TempAlloc: Request for Review For Inclusion in core.memory

Tue Apr 19 08:06:33 PDT 2011

Am 19.04.2011 17:02, schrieb Denis Koroskin:
> On Tue, 19 Apr 2011 18:34:33 +0400, dsimcha <dsimcha at yahoo.com> wrote:
> 
>> == Quote from Andrej Mitrovic (andrej.mitrovich at gmail.com)'s article
>>> Nice work. I've tried it out with allocating some large float arrays,
>>> quick two test cases were a 94MB and 282MB audio file.
>>> File 1 w/o TempAlloc: 410msecs
>>> File 1 w/ TempAlloc: 184msecs
>>> File 2 w/o TempAlloc 1321 msecs
>>> File 2 w/ TempAlloc 567 msecs
>>> Btw, how much *can* I allocate at once by using new (not specific to
>>> TempAlloc)?
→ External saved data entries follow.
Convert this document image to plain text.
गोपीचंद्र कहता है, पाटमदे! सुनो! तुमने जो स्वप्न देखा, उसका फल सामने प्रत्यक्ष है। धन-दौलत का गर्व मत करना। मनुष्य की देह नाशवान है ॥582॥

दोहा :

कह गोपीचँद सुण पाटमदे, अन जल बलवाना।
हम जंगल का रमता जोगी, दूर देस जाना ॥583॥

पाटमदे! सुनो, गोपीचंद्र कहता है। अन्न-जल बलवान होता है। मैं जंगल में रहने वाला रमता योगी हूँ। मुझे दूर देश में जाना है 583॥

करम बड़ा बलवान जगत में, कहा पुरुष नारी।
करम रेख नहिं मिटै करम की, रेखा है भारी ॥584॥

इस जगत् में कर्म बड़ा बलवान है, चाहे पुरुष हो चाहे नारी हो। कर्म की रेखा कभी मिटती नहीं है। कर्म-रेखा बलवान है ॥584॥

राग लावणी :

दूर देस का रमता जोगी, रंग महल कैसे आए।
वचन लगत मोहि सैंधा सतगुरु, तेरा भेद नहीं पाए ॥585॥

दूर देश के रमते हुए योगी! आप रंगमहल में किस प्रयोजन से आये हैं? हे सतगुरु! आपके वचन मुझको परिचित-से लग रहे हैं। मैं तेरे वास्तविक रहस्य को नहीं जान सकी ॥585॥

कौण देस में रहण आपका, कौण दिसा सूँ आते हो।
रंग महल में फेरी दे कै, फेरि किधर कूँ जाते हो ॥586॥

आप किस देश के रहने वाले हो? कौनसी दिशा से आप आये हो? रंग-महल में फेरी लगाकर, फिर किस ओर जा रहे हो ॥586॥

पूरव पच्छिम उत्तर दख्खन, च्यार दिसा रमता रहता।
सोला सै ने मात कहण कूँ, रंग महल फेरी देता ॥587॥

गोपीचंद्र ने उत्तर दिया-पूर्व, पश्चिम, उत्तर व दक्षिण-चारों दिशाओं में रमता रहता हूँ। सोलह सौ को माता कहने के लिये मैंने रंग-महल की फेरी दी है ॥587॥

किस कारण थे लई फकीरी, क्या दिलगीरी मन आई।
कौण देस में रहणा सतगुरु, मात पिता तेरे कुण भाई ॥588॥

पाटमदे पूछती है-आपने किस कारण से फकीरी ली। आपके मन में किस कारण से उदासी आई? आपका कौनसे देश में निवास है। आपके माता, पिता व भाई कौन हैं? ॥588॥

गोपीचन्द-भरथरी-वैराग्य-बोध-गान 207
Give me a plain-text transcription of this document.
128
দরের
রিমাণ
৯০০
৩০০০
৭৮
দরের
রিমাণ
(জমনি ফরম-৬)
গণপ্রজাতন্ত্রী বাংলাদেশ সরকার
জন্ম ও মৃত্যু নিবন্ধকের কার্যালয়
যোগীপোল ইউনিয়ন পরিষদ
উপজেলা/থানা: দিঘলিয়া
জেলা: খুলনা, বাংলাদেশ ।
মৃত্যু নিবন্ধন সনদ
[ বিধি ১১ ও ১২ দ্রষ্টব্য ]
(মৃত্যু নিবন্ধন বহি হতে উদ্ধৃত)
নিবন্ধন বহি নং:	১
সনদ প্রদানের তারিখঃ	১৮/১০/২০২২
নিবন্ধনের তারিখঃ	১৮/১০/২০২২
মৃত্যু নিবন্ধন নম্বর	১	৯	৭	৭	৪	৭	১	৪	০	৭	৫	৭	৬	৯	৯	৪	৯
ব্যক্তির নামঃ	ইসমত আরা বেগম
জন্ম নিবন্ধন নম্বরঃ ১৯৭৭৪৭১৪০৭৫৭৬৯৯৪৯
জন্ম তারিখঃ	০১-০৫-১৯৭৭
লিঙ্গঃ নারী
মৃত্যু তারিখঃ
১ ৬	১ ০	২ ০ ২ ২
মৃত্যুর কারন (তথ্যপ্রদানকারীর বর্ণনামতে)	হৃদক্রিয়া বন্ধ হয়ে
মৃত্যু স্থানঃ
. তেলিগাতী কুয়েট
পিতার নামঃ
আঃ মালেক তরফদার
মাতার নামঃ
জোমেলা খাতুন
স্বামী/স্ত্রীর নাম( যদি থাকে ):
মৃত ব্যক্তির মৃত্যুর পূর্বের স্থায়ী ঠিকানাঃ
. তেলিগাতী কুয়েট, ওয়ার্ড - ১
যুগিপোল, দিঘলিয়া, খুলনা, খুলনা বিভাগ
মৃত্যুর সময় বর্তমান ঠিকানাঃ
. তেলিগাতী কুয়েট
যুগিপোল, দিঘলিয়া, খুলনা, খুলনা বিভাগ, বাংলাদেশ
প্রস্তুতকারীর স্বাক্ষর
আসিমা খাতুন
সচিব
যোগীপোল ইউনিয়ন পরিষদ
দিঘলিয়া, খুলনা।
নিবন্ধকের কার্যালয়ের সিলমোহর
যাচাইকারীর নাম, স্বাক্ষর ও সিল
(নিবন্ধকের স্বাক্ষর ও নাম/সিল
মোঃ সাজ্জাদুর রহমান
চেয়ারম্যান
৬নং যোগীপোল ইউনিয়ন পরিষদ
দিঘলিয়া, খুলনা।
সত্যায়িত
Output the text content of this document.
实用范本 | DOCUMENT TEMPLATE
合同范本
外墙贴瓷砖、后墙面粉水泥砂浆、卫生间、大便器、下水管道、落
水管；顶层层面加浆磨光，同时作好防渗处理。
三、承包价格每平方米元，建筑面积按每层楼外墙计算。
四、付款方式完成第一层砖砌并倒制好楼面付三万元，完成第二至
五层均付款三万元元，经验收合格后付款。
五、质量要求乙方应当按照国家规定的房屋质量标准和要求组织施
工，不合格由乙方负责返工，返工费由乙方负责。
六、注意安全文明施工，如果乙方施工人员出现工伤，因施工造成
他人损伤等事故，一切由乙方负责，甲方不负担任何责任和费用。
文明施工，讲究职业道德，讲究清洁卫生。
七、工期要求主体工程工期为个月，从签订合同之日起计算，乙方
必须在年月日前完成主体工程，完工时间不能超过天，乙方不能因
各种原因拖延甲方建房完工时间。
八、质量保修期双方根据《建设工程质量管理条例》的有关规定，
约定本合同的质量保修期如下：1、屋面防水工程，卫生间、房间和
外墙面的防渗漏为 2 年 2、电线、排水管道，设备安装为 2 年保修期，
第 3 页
I've tried a 500MB file, but allocation fails even though
>>> I have plenty of free memory on my system. Is there a limit to using
>>> 'new'?
>>> Of course, ideally I'd use some kind of buffering mechanism where a
>>> portion of a file is loaded into memory, and when that's exhausted I'd
>>> load another chunk. But I'd like to know the limits for a single
>>> memory allocation on the garbage-collected heap. Is there some
>>> internal limit for D? I know I can't allocate more than 3GB in the
>>> entire app, but I'm looking at single allocations.
>>> Pardon me if this all sounds stupid, I'm a complete newb when it comes
>>> to memory allocation mechanics. :)
>>
>> Ironically, these benchmarks just show that the C heap is faster than
>> the D GC
>> heap.  They are well over the 4 MB mark, where TempAlloc just falls
>> back on the C
>> heap.  As far as how much you can allocate on the GC heap, it boils
>> down to how
>> much **contiguous** free space you have in your address space.  Since
>> 32-bit
>> address space is only 4 GB (and only 2 GB for user space on Win32),
>> I'm not
>> surprised you can't allocate more than 500 MB.
> 
> I think you are wrong about contiguous memory block. I believe virtual
> address space is divided into blocks (which are, indeed, contiguous) but
> the address space itself is not. What I mean is that if you try to
> allocate 1GB of memory, an OS might succeed that even if the physical
> memory is "fragmented" by other processes.
> 

That doesn't help if the logical memory of your process is fragmented as
well :)

> This isn't the case for ALL operating systems, though.
> 
> I've believe some OSes don't even allocate memory physically until you
> actually access it (by reading or writing to it), and even then they may
> only allocate memory for requested pages only.
> 
> I might be wrong though.